Les chercheurs ont une grande responsabilité : celle d’interroger le réel en regardant de près les évolutions en cours, celle de questionner sans cesse leurs outils, en déconstruisant les catégories d’analyse qui ne servent qu’à justifier les pratiques de certains groupes d’acteurs.

J’espère que ce survol très rapide du débat sur les avantages et les inconvénients de la grande et de la petite production dans l’agriculture pourra déboucher sur des questions qui seront reprises par les différents chercheurs de ce séminaire.

Michel Merlet est ingénieur agronome. Il est Directeur d’AGTER, Association pour l’Amélioration de la Gouvernance de la Terre, de l’Eau et des Ressources naturelles. www.agter.asso.fr

1 A titre d’exemple, Thomas Piketty, dans son livre célèbre Le Capital au XXIe siècle (2013 Ed. du Seuil, Paris) nous offre une description statistique très intéressante de la concentration de la richesse entre les mains d’une minorité, mais sa non-définition du capital et sa caractérisation des équations du capitalisme ne sont absolument pas convaincantes !

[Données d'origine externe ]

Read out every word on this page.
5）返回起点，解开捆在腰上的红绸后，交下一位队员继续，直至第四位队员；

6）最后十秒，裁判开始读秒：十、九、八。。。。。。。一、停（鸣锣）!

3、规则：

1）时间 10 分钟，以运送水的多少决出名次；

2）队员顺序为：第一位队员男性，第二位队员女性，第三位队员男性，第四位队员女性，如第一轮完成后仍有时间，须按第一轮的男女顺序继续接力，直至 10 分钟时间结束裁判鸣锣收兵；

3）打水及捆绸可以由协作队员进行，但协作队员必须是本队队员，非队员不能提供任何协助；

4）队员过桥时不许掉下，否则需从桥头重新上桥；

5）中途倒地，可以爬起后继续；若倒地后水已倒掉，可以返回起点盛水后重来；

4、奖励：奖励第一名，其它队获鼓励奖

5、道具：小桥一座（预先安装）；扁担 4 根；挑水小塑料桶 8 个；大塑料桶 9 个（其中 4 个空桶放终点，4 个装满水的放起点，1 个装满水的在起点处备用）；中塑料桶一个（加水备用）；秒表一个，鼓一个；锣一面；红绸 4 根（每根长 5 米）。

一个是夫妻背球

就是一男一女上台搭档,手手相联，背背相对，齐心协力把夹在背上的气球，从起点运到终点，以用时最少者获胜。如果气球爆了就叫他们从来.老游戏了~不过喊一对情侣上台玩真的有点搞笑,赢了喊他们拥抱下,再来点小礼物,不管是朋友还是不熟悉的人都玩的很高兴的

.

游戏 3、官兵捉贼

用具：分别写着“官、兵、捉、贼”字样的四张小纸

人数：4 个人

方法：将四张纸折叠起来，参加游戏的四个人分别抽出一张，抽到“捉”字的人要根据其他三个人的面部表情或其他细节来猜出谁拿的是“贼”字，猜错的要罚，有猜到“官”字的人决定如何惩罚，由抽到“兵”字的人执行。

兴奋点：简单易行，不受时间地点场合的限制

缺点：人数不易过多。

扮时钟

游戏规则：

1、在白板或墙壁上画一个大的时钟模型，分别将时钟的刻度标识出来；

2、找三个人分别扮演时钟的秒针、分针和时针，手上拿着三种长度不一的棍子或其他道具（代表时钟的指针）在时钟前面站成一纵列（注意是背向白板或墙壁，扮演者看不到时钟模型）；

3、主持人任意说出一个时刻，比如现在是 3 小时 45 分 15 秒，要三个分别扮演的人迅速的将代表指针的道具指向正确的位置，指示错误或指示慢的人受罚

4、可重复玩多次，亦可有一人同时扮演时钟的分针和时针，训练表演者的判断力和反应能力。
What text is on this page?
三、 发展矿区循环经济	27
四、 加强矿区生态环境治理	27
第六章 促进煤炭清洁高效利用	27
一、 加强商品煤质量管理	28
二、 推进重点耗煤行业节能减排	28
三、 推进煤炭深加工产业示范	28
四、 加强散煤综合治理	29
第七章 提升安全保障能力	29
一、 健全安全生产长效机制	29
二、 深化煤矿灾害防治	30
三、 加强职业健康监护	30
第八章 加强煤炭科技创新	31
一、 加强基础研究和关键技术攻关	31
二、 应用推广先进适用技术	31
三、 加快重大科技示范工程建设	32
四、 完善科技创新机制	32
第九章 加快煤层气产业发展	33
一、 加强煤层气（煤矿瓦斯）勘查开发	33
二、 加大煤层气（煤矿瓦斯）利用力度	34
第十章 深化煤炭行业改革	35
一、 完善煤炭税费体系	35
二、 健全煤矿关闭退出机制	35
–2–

2 Consulter pour plus d’informations les études sur l’Ukraine, le Pérou, le Nicaragua, la Roumanie disponibles sur le site de ressources documentaires d’AGTER, qui contribuent à répondre à la question : Créer plus de richesses nettes et d’emploi par unité de surface. www.agter.org/bdf/fr/thesaurus_defi/motcle-defi-6.html#Onglet_Question_9

3 Pour plus de détails, consulter Jaubertie C., Pardon L., Cochet H. et Levesque R. (2010). Ukraine : une approche comparée des dynamiques et performances économiques des structures agricoles. Ministère de l’Agriculture (France). Centre d’études et de prospective. Service de la statistique et de la prospective NESE, n° 34, déc. 2010, p. 37-55.

4 On peut lire sur le site de l’organisation financière que « Le soutien de PROPARCO à Pantaleón Sugar s’inscrit dans le cadre de son mandat en Amérique Latine, qui consiste à soutenir une croissance verte et solidaire. ». PROPARCO a participé à hauteur de 14 M$ au programme d’investissement de Pantaleón pour la période 2008-2010 (d’un montant total de 130 M$). Voir : www.proparco.fr/Accueil_PROPARCO/notre-action/PageCacheeAnte2011/Tous-les-projets/Guatemala-2009-Agro-et-cogeneration-Pantaleon, consulté pour la dernière fois en avril 2016.